Her extended involvement led to bonds she couldn’t have imagined. 

“We were a family here and used to brag about how we had the best venue and volunteers,” Kidman said. “We did potlucks every year and parties at each other’s houses, and it was amazingly fun.“

However, Kidman could see that Ogden’s role in the larger life of Sundance brought some local benefit but failed to serve as a large draw for out-of-state visitors who traveled to Park City for the yearly event.

“Ogden was a distant venue,” Kidman said, pointing to the three-hour round trip from Park City to Ogden that deterred many attendees from making it to Peery’s film screenings.

A recent report compiled by the University of Utah’s Kem C. Gardner Policy Institute detailed the economic impact of this year’s Sundance Film Festival. While an estimated 46,600 attendees occupied 214,541 theater seats during that time, only 2.2 percent of those did so in Ogden. When surveyed, only 5.3 percent of attendees intended to view films in Ogden.

Of the 46,600 attendees, 31,262 traveled in from 42 states and 16 countries. A whopping 82 percent of nonresident attendees lodged in the Deer Valley/Park City area, while Ogden only accounted for 0.3 percent of total overnight stays.

Only 7.5 percent of attendees said they planned to ski in resorts other than Park City Mountain Resort, Deer Valley, The Canyons or Sundance Resort.

Michael Vaughan, an economics professor at Weber State University, said he attended Ogden’s Sundance events every year.

“I’m sorry they left, but I hope they reconsider and come back,” Vaughan said, acknowledging data has long indicated most of Ogden’s attendees were local. 

“The one thing the study didn’t address is that some who stay in Park City do come to Ogden, and some of those ski at Snowbasin,” Vaughan said.

But that economic gain is “not nearly what you’d see at the other venues,” Vaughan said. “My understanding is that (Ogden) restaurants saw some business but not a great deal.”

According to The Salt Lake Tribune, Utah lawmakers trimmed the state’s portion of the film festival’s funding in half for 2017, down from $1 million to $500,000.

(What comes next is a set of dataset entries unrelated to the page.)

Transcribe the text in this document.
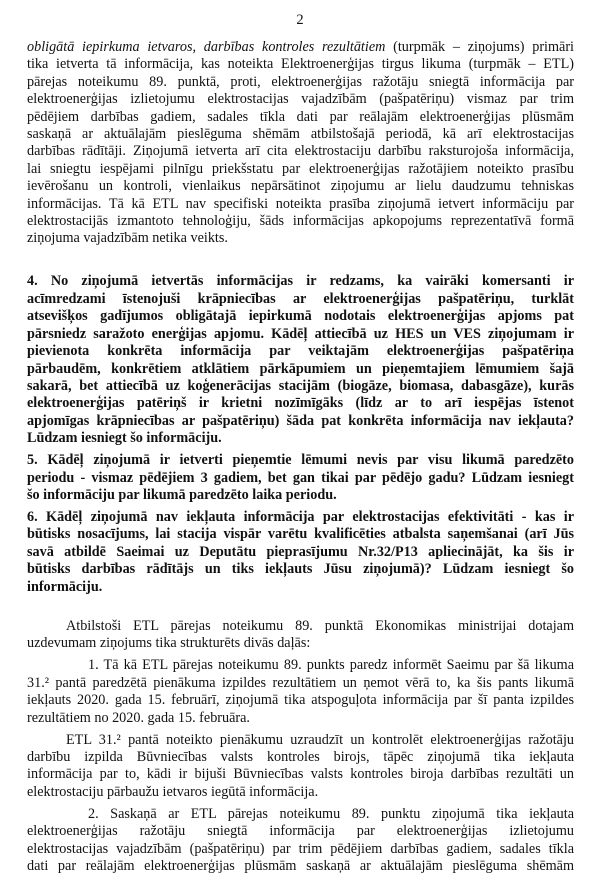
2

obligātā iepirkuma ietvaros, darbības kontroles rezultātiem (turpmāk – ziņojums) primāri
tika ietverta tā informācija, kas noteikta Elektroenerģijas tirgus likuma (turpmāk – ETL)
pārejas noteikumu 89. punktā, proti, elektroenerģijas ražotāju sniegtā informācija par
elektroenerģijas izlietojumu elektrostacijas vajadzībām (pašpatēriņu) vismaz par trim
pēdējiem darbības gadiem, sadales tīkla dati par reālajām elektroenerģijas plūsmām
saskaņā ar aktuālajām pieslēguma shēmām atbilstošajā periodā, kā arī elektrostacijas
darbības rādītāji. Ziņojumā ietverta arī cita elektrostaciju darbību raksturojoša informācija,
lai sniegtu iespējami pilnīgu priekšstatu par elektroenerģijas ražotājiem noteikto prasību
ievērošanu un kontroli, vienlaikus nepārsātinot ziņojumu ar lielu daudzumu tehniskas
informācijas. Tā kā ETL nav specifiski noteikta prasība ziņojumā ietvert informāciju par
elektrostacijās izmantoto tehnoloģiju, šāds informācijas apkopojums reprezentatīvā formā
ziņojuma vajadzībām netika veikts.

4. No ziņojumā ietvertās informācijas ir redzams, ka vairāki komersanti ir
acīmredzami īstenojuši krāpniecības ar elektroenerģijas pašpatēriņu, turklāt
atsevišķos gadījumos obligātajā iepirkumā nodotais elektroenerģijas apjoms pat
pārsniedz saražoto enerģijas apjomu. Kādēļ attiecībā uz HES un VES ziņojumam ir
pievienota konkrēta informācija par veiktajām elektroenerģijas pašpatēriņa
pārbaudēm, konkrētiem atklātiem pārkāpumiem un pieņemtajiem lēmumiem šajā
sakarā, bet attiecībā uz koģenerācijas stacijām (biogāze, biomasa, dabasgāze), kurās
elektroenerģijas patēriņš ir krietni nozīmīgāks (līdz ar to arī iespējas īstenot
apjomīgas krāpniecības ar pašpatēriņu) šāda pat konkrēta informācija nav iekļauta?
Lūdzam iesniegt šo informāciju.

5. Kādēļ ziņojumā ir ietverti pieņemtie lēmumi nevis par visu likumā paredzēto
periodu - vismaz pēdējiem 3 gadiem, bet gan tikai par pēdējo gadu? Lūdzam iesniegt
šo informāciju par likumā paredzēto laika periodu.

6. Kādēļ ziņojumā nav iekļauta informācija par elektrostacijas efektivitāti - kas ir
būtisks nosacījums, lai stacija vispār varētu kvalificēties atbalsta saņemšanai (arī Jūs
savā atbildē Saeimai uz Deputātu pieprasījumu Nr.32/P13 apliecinājāt, ka šis ir
būtisks darbības rādītājs un tiks iekļauts Jūsu ziņojumā)? Lūdzam iesniegt šo
informāciju.

Atbilstoši ETL pārejas noteikumu 89. punktā Ekonomikas ministrijai dotajam
uzdevumam ziņojums tika strukturēts divās daļās:

1. Tā kā ETL pārejas noteikumu 89. punkts paredz informēt Saeimu par šā likuma
31.² pantā paredzētā pienākuma izpildes rezultātiem un ņemot vērā to, ka šis pants likumā
iekļauts 2020. gada 15. februārī, ziņojumā tika atspoguļota informācija par šī panta izpildes
rezultātiem no 2020. gada 15. februāra.

ETL 31.² pantā noteikto pienākumu uzraudzīt un kontrolēt elektroenerģijas ražotāju
darbību izpilda Būvniecības valsts kontroles birojs, tāpēc ziņojumā tika iekļauta
informācija par to, kādi ir bijuši Būvniecības valsts kontroles biroja darbības rezultāti un
elektrostaciju pārbaužu ietvaros iegūtā informācija.

2. Saskaņā ar ETL pārejas noteikumu 89. punktu ziņojumā tika iekļauta
elektroenerģijas ražotāju sniegtā informācija par elektroenerģijas izlietojumu
elektrostacijas vajadzībām (pašpatēriņu) par trim pēdējiem darbības gadiem, sadales tīkla
dati par reālajām elektroenerģijas plūsmām saskaņā ar aktuālajām pieslēguma shēmām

Ogden and Weber County are not listed among the government entities that contribute funds to the nonprofit Sundance Institute, but the Sundance website indicates financial support from the Utah Governor’s Office of Economic Development; Summit County’s restaurant tax and its Recreation, Arts, and Parks (RAP) tax; Salt Lake County’s Zoo, Arts, and Parks (ZAP) program; and the Salt Lake County Economic Development Department.

Earlier this week, Sarah Pearce, managing director of the Sundance Institute, said they intend to host a variety of local film screenings in Ogden during the summer and fall as part of a more community-based program for Weber County’s largest city.

Reporter Mitch Shaw contributed to this story.